Sharp is far from alone in his situation. The Centers for Disease Control and Prevention (CDC) documents that there are more than 1.1 million people living with HIV in the U.S. and more than 50,000 people are newly infected with it each year. Harris County documented more than 19,000 cases in 2011.

The smear campaign against Sharp is wrong on many levels. Not only did the person responsible try to play on people’s fears, ignorance and prejudices, he or she committed theft of personal property to do so. Before trying to ruin someone else’s reputation, he or she should look at his or her own character and moral conduct.

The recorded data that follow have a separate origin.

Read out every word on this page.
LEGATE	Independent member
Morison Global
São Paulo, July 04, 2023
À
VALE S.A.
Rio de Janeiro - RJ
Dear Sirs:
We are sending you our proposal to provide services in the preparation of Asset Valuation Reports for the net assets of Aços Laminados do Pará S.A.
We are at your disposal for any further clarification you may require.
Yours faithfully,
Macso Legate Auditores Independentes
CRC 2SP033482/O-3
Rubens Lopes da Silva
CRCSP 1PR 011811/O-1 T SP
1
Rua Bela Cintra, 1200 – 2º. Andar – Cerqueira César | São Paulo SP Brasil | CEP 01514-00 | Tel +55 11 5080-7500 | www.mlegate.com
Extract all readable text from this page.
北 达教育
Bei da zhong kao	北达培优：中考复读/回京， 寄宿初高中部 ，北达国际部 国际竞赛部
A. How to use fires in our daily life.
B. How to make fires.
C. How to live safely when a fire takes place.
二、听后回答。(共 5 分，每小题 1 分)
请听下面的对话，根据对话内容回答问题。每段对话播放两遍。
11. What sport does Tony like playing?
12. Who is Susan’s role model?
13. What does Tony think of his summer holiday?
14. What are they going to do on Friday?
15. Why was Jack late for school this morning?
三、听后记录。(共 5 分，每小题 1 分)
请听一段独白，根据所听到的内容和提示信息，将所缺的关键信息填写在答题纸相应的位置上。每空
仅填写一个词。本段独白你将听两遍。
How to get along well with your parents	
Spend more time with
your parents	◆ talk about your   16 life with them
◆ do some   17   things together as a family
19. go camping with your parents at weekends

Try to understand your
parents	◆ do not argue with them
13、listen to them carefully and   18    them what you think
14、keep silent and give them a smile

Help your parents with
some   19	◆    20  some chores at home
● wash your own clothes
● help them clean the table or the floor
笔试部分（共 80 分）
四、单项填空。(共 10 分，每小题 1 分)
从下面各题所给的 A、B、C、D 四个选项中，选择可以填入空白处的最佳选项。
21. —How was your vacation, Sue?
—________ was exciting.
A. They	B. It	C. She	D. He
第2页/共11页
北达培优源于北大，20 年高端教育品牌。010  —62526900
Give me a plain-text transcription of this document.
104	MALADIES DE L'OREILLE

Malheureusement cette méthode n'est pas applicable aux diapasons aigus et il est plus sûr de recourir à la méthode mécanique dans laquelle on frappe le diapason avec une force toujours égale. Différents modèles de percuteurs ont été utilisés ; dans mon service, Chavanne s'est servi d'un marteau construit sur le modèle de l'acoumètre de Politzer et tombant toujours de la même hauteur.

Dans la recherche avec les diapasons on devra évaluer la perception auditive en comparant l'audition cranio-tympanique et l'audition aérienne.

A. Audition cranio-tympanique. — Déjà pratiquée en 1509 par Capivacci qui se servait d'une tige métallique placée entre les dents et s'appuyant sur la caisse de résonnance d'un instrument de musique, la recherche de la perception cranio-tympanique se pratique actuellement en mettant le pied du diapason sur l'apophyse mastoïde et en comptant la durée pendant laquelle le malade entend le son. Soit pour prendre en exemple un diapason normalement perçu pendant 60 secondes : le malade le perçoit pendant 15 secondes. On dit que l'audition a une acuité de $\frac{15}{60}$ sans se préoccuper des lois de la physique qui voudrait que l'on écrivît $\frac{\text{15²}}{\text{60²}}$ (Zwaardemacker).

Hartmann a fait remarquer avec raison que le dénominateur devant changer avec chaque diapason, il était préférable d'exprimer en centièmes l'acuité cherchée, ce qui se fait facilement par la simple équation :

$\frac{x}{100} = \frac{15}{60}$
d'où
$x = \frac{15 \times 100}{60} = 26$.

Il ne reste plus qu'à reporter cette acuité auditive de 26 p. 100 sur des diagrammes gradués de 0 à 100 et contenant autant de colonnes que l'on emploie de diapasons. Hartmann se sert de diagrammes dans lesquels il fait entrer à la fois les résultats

Every time it seems our civilization has made progress, discrimination out of ignorance always seems to raise its ugly head. Perhaps real progress is in people’s reactions when something like this occurs. In Ryan White’s time, Sharp would have been run out of school with such a disclosure.

It will be interesting to see how people at UHD react. Instead of ostracizing Sharp, people who wouldn’t have normally voted for him because of political indifference might find a cause in supporting his nomination because of the outrage they feel toward the smear campaign tactics.

Experience and ability are the qualities that should have been addressed, having been pushed aside in a personal attack on Sharp’s sexual identity and private illness.

Instead of firing back at whoever did this, Sharp has shown responsibility and leadership ability by wanting to use this experience to educate people versus retaliating with hateful messages of his own.

Anyone who shows that kind of moral fiber, ethics and character is a role model in my book. If I was a student at UHD, Kristopher Sharp would have my vote.